Она не допускала и мысли, что надзирательницы могут восстать против нее: разве их контракты не хранятся у нее в железном сейфе? Разве она их не купила? Разве им не запрещено общаться с заключенными? Разве запретная вещь не является сама по себе запретом?
Ее белесые глаза покрылись красной сеткой сосудов, они были воспалены. Без устали вращаясь на стуле, она пальцами выбивала на подлокотнике нервную дробь.
Записки, рисунки, ласки, взгляды – во всем говорило «если бы…» и «как я хочу…». А часы отсчитывали время новой жизни и нового места над воротами, которые с каждым днем становились в их воображении все шире и шире, пока, наконец, часы и ворота, символизировавшие когда-то конец надежды, не стали твердить им только о надежде.
Против графини восстала армия любовниц и это случилось утром, когда клетки открылись для последней прогулки и не закрылись. Надзирательницы отбросили капюшоны, заключенные вышли из своих камер, и все они направили на графиню один обвинительный взор.
Графиня выхватила пистолет, который носила в кармане, и начала стрелять. Выстрелы грохотали, но их звук не отдавался, когда пули рикошетили от кирпичных стен и решеток камер, в которых не могло быть эха. Один из выстрелов достиг цели: он остановил часы, выбил из них время, разбил циферблат и навеки положил конец тиканью; отныне, глядя на эти часы, графиня всегда будет видеть час окончания своего времени, час их освобождения. Впрочем, попала в часы она случайно. Графиня была слишком изумлена, чтобы целиться точно, она никого не ранила и была без труда разоружена.
Ее заперли, а ключ выбросили в сугроб за воротами. Графиню оставили на ее наблюдательном пункте, с которого нечего было наблюдать, кроме ее собственного преступления, которое тут же вошло через открытые ворота, чтобы преследовать ее, вечно вращающуюся на стуле.

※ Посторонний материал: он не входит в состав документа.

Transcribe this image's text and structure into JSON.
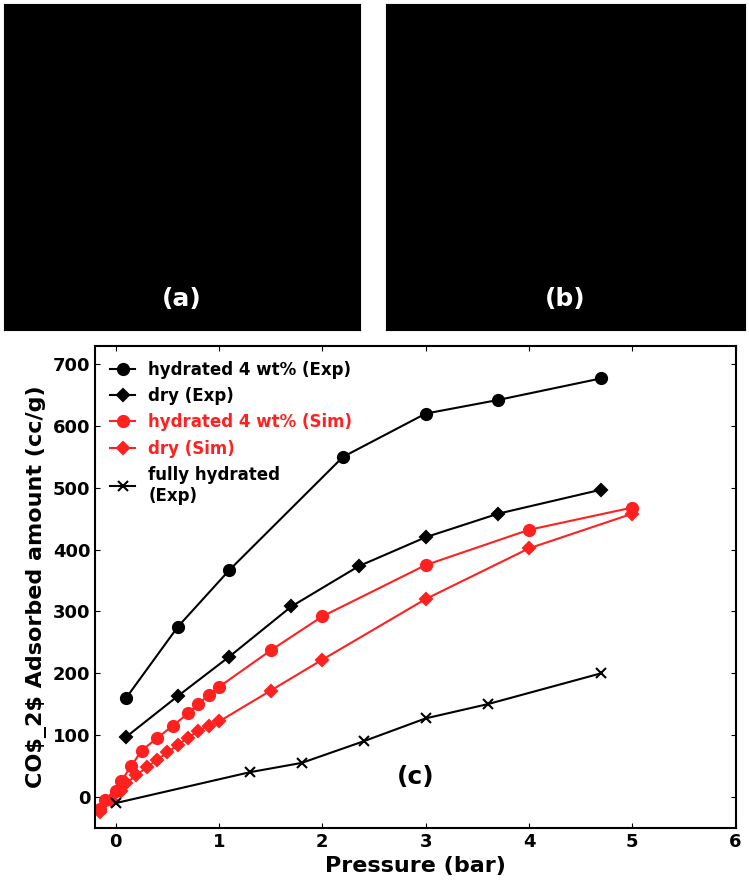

Поцелуи, объятия и первые взгляды доселе невидимых любящих лиц. Когда схлынула первая волна радости, женщины разработали план – пробираться к железной дороге (у них не было ни карт, ни компаса) и двигаться дальше по рельсам. Как только они поймут, где находятся, они смогут решить, куда им двигаться и захотят ли они, пусть даже в пароксизме вновь обретенной любви, пройти четыре-пять тысяч миль до деревни или города, где их матери по-прежнему присматривают за детьми, осиротевшими по велению закона, – независимо от того, что будет дальше, или же остаться здесь и отыскать в окружающих бескрайних равнинах примитивную Утопию, в которой никто никогда их не найдет.
Вера Андреевна знала, какое место в сердце Ольги Александровны занимает ее сынишка, которого та видела последний раз малышом.
У женщин было оружие, они были одеты в огромные шинели и валенки, набитые соломой. У них была еда. Окружающий их белоснежный мир был похож на чистый лист бумаги, на котором они могли нарисовать любое будущее.
Взявшись за руки, женщины направились в сторону бледного солнца, распевая от радости.